Catalog mistakes are silent revenue leaks. A missing attribute can stop a product from ranking. A wrong spec can trigger returns. A bad image can get an ad disapproved.
Generative AI makes catalog QA cheaper by handling the first pass: detect issues, propose fixes, and route exceptions to humans.
What to QA (beyond spelling)
- Completeness: required attributes per category
- Consistency: units, naming conventions, variant structure
- Compliance: claims, restricted terms, warranty language
- Image policy: dimensions, overlays, background, product visibility
- Feed readiness: Google Merchant and marketplace rules
A simple QA pipeline
- Ingest product data (CSV/PIM/Shopify export).
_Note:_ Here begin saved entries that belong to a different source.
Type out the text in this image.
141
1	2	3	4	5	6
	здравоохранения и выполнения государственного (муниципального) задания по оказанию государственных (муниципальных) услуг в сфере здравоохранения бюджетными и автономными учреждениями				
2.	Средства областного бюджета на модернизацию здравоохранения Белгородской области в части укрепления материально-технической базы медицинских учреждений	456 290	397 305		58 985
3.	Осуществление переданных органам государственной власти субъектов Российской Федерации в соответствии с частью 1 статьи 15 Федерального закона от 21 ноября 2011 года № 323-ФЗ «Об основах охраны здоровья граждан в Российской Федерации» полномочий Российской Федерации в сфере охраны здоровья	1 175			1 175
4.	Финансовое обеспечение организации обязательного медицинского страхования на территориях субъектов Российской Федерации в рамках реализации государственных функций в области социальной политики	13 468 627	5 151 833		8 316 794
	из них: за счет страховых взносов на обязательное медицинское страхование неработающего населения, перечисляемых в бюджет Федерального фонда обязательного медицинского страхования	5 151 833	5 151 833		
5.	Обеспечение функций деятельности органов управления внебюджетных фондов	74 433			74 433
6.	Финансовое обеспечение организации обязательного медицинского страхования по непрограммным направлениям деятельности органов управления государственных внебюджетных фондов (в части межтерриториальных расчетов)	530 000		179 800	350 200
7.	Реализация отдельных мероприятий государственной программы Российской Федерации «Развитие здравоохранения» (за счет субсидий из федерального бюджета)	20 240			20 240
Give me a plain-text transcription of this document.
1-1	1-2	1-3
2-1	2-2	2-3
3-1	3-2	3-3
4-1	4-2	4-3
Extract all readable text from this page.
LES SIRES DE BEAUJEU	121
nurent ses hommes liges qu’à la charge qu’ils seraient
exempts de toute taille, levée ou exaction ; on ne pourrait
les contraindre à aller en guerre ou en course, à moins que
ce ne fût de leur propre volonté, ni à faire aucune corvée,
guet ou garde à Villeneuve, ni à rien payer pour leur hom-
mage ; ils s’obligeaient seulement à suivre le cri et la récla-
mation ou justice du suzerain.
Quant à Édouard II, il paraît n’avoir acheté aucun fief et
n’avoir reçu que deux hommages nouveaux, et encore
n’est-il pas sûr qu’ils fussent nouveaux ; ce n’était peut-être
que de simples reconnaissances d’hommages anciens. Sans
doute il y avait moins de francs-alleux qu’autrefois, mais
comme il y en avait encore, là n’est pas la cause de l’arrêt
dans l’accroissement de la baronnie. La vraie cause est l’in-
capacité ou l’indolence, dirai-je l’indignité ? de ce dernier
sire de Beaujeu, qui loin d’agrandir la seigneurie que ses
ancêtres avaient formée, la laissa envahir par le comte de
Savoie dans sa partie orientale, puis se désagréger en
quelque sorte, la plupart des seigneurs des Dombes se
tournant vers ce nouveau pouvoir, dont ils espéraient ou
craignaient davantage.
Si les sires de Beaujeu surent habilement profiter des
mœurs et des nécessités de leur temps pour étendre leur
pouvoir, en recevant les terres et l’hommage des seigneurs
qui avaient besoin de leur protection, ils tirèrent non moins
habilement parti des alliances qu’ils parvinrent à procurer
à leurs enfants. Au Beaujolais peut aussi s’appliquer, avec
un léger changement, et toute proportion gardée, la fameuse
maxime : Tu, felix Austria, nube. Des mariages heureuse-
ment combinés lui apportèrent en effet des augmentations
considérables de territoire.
- Run deterministic checks (required fields, numeric ranges).
- Run AI checks (spec plausibility, claim detection, missing context).
- Generate a QA report with severity levels.
- Auto-fix safe issues; route risky issues to review.
Example: spec plausibility prompt
You are a product data QA assistant.
Given a product record, find likely issues.
Return JSON only with: issues[{field, severity(1-5), problem, suggested_fix}]
Rules:
- Do NOT invent new specifications.
- If data is missing, suggest which source to check (manual, manufacturer sheet, PIM).
- Flag incompatible units (e.g., inches vs mm mixed) or impossible values (e.g., negative weight).
Product record:
{product_json}The overlooked win: image-text compliance
Many ad platforms and marketplaces dislike certain overlays, claims, or watermarks. Automated image QA catches problems before you scale them.
How to roll this out safely
- Start with one category and 200–500 SKUs.
- Measure: returns, feed disapprovals, time spent on fixes.
- Keep a human approval step until false positives drop.
- Create a “gold set” of tricky SKUs to prevent regressions.
Catalog QA is one of those rare projects that makes teams feel instantly lighter. Less firefighting. More building.